Il y a également un gros travail sur les couleurs, non?

Oui, c’est vrai. J’ai utilisé la même technique que celle que j’avais déjà employée dans le prologue des « Equinoxes ». Je dessine d’abord de manière traditionnelle, à l’encre et à la main. Ensuite, je numérise mes planches et je les colorise de manière numérique en transformant le noir en couleurs. Cela permet de créer ces effets très lumineux sur fond sombre, sans avoir pour autant un dessin trop mécanique et trop froid.

Vous êtes actuellement à fond sur le tome 2 de « L’âge d’or », mais est-ce que vous savez déjà quel sera votre projet suivant?

Non, pas encore. Et d’ailleurs, j’essaie de ne pas y penser. C’est un peu lointain pour moi, parce que j’ai encore au moins un an et demi de travail sur « L’âge d’or ». Bien sûr, je fais quelques petites choses à côté, notamment une affiche pour le festival de Bastia, mais je n’entreprends aucun autre projet d’envergure pour le moment. A part peut-être un peu d’écriture. On travaille avec Roxanne sur un autre scénario pour une autrice, mais on ne peut pas encore en dire plus à l’heure actuelle.

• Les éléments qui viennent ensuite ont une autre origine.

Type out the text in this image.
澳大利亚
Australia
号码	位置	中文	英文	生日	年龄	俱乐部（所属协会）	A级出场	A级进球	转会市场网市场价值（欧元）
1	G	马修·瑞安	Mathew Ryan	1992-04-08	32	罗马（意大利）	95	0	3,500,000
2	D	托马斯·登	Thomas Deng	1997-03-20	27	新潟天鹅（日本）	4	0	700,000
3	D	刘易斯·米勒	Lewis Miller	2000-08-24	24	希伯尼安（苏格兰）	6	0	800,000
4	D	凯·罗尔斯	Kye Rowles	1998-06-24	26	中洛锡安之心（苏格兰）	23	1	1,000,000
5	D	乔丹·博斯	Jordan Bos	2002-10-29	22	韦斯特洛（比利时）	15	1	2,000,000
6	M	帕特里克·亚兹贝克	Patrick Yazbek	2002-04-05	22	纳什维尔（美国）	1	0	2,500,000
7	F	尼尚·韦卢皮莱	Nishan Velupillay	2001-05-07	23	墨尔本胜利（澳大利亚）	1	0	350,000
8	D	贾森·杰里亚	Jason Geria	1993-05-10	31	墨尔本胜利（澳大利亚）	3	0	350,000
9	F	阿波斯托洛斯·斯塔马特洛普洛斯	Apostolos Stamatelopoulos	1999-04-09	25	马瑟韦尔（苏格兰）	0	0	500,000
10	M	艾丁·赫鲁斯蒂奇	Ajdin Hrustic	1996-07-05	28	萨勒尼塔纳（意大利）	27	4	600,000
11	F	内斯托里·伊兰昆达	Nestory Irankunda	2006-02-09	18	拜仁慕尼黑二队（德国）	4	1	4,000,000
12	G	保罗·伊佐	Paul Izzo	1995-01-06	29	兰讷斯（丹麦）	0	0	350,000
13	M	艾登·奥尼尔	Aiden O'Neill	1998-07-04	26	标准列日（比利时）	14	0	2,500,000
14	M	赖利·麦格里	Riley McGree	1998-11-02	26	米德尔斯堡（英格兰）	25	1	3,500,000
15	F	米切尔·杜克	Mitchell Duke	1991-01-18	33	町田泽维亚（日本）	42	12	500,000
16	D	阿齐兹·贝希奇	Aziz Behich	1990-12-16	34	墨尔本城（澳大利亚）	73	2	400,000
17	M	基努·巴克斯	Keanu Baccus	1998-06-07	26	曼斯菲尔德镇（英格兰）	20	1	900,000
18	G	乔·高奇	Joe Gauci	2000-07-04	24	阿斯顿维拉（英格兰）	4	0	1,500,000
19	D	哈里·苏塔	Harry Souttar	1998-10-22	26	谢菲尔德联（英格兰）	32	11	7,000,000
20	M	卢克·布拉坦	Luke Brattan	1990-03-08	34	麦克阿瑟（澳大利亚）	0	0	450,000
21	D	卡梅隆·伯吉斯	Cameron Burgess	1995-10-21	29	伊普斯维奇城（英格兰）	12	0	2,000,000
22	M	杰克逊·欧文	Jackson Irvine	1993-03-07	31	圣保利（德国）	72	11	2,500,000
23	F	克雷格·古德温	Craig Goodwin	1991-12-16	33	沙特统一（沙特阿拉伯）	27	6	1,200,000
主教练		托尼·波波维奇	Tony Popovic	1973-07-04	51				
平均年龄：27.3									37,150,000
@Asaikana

Pour Roxanne, « L’âge d’or » marque ses premiers pas dans le monde de la bande dessinée. Cela veut donc dire que l’expérience lui a plu?

Oui, absolument, elle aime raconter des histoires. Je suis d’ailleurs persuadé qu’elle finira par écrire des scénarios toute seule, même si on aime beaucoup travailler à deux sur des sujets communs. En tant que couple, c’est vraiment une chouette activité à partager.